• BOUCHER Mélissa

On ne demande pas des comptes à un orage

On ne demande pas des comptes à un orage capture des instants de vie nocturne de la jeunesse vietnamienne à travers des images prises dans l’espace public à Hanoï et à Saïgon.

Ce titre, emprunté à un texte de Stefan Zweig, porte l’idée d’une force presque surnaturelle – proche de celle de la passion, qu’on ne maîtrise pas, d’une sensation explosive qui nous échappe.
Il y a là une proximité de lecture avec la puissance et la beauté de la génération vietnamienne que j’ai photographiée : une jeunesse intrigante, fulgurante développant des codes qui lui sont propres, rêvant en partie d’occidentalisation mais sans délaisser sa culture et ses traditions.

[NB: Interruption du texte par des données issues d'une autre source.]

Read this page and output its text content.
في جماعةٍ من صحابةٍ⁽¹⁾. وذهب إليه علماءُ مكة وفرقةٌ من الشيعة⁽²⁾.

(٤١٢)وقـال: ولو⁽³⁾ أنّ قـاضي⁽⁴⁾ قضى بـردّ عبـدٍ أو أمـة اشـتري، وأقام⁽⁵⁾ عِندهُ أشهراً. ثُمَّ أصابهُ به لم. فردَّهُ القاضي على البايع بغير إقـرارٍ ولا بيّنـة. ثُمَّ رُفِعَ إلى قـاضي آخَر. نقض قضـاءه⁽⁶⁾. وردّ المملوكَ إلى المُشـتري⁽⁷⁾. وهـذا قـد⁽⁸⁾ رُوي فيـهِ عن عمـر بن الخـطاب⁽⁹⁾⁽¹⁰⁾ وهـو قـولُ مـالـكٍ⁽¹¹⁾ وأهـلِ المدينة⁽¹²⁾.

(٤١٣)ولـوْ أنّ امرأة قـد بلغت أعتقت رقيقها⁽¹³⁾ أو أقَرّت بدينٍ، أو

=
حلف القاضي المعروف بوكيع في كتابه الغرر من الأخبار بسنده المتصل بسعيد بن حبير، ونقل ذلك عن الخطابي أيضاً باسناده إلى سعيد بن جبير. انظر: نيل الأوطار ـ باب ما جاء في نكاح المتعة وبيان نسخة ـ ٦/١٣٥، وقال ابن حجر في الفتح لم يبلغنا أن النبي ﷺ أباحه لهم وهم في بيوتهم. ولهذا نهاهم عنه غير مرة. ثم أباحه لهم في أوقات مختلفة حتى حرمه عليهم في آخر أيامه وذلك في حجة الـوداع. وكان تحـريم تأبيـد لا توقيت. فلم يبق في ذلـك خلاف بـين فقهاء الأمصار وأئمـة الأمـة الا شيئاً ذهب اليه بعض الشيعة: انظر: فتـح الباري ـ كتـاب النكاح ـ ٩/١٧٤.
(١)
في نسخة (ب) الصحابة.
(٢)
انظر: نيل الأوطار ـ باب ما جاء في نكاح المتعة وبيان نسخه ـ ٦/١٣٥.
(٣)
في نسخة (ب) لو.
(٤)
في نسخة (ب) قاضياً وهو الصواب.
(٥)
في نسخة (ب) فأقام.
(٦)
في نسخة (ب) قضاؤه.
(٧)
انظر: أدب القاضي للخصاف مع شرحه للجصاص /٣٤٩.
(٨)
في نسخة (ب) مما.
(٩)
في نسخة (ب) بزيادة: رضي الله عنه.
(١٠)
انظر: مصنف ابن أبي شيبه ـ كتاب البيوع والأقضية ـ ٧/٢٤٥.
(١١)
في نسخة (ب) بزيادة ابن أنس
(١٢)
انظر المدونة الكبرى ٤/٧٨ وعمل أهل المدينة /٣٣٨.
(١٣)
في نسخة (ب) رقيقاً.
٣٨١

À mi-chemin entre voyeurisme et enquête anthropologique, des plans rapprochés et de détails intégrés comme des inserts, cherchent à capturer dans l’agrandissement la part intime de ces scènes d’espace publique.
Affleure dans cet ensemble pensé comme une séquence cinématographique la dimension sensuelle de l’image, le langage puissant et intriguant des gestes et des corps en mouvement.

BOUCHER Mélissa

Née en 1986, Mélissa Boucher est franco-bolivienne. Elle fait partie de l’atelier collectif Le Houloc depuis décembre 2016. Après un parcours en classe préparatoire littéraire, elle est diplômée des Beaux-Arts de Paris. Ses projets peuvent être en solitaire ou en collaboration. 

Ses images sont sa façon de repenser et réimaginer ses rencontres et ses déplacements, ses compositions agissent comme une exploration de la mémoire, interrogeant notre rapport à l’espace, au temps et au récit, ouvrant un espace de jeu entre le récit documentaire et la fiction. 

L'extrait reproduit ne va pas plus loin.